BOI: When you look back, how do you view your last three years?

DKK: (Smiles). My son is two years old and even while pregnant, I was constantly working on the pre-production of the film. After my son was born, I was constantly calling my assistant from the hospital and following up on work. He was six months old when I began work on the recce in Sikkim and eight months old when I was in Cape Town. By the time I began shooting, he turned one!

BOI: So the film has two directors? You and your son?

DKK: (Laughs) Yes, you could say that. His first words were ‘action’ and ‘cut’ rather than ‘Mamma’ and ‘Papa’ because that’s all he heard his mom say through out the day.

BOI: After watching the trailer, cinematographer Sameer Arya told us what the entire team went through because it was not easy to shoot the film.

DKK: (Cuts in) Because I was shooting at very tough locations. You know it snows in Sikkim, the way it pours in Mumbai. So the entire unit got hassled in such situations. I had to be very protective of everyone because I didn’t want people to quit. Walking from the hotel to the locations was tough as cars were jammed. We were in Sikkim and Darjeeling last December-January and it is not easy living in a hill station in December, especially for Mumbaiites. I had to keep up the morale and make sure that the work got done on time, also keeping the budget in mind. Add to that working with newcomers. I also had my baby son with me. It was very tough for me as a woman.

BOI: Divya, In terms of marketing, what kind of inputs did you offer?

DKK: (Cuts in) I think marketing is completely his thing and I don’t need to give him any inputs. So many producers and directors in the industry take inputs from him (Laughs).

BOI: Whose idea was it to have a concert to release the music of the film?

BK: It was my team’s idea. It was our next release after Aashiqui 2 and we did a concert with that film too. It’s a brilliant way to connect with the youth.

BOI: What next after Yaariyan?

DKK: Right now, I am extremely busy with the post-production and promotions of the film. When the film releases, I will start brainstorming again. Some people just tell me I get the youth-connect bang on and I should stick to making films on this theme.

BK: (Cuts in) I think the romantic genre is her forte.
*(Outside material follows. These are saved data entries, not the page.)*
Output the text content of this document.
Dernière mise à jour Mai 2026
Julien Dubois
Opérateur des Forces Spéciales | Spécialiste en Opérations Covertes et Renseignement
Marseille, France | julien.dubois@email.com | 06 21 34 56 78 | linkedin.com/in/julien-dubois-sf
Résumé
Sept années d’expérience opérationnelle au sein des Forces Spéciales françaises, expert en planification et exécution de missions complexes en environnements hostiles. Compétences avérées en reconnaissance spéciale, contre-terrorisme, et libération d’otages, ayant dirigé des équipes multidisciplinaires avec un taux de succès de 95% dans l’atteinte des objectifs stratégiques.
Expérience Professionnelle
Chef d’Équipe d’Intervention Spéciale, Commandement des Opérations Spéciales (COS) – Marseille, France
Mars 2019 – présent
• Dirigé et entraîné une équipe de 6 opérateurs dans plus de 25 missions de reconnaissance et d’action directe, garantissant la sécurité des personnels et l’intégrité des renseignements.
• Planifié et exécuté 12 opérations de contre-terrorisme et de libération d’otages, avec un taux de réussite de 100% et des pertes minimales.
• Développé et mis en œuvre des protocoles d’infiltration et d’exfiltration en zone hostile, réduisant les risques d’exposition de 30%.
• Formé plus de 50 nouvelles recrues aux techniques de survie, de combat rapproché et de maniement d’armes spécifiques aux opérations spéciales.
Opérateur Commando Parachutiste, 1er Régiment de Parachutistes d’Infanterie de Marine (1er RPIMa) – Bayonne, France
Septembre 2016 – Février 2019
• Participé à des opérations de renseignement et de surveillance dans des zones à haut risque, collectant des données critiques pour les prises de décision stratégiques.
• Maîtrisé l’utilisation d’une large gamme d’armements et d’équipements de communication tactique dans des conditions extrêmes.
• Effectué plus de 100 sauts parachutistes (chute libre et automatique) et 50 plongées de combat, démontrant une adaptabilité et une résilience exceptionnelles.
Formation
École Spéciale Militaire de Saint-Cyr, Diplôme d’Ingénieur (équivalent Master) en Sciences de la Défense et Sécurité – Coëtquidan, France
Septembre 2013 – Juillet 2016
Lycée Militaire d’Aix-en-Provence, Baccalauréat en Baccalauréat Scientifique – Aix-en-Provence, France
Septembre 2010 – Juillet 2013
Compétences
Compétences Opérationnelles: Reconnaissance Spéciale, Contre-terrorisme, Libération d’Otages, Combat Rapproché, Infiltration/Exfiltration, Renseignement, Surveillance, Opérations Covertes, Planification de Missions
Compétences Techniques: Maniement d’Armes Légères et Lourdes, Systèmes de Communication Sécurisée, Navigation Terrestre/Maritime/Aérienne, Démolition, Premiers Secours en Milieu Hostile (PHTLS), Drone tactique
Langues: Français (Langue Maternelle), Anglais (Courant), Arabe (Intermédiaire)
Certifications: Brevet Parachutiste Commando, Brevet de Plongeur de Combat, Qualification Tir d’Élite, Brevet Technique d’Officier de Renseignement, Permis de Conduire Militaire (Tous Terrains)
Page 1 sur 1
When you watch the Baarish and Allah waariyan songs, you will be blown away by the emotions in them.

DKK: (Cuts in) I have also choreographed the Baarish song. My writer tells me that jitni baariki se tum romance pakad leti ho that is not easy. Women are more emotional than men are, so they can bring out that sensitivity. And I agree. But I feel I should challenge myself and not stick to this genre.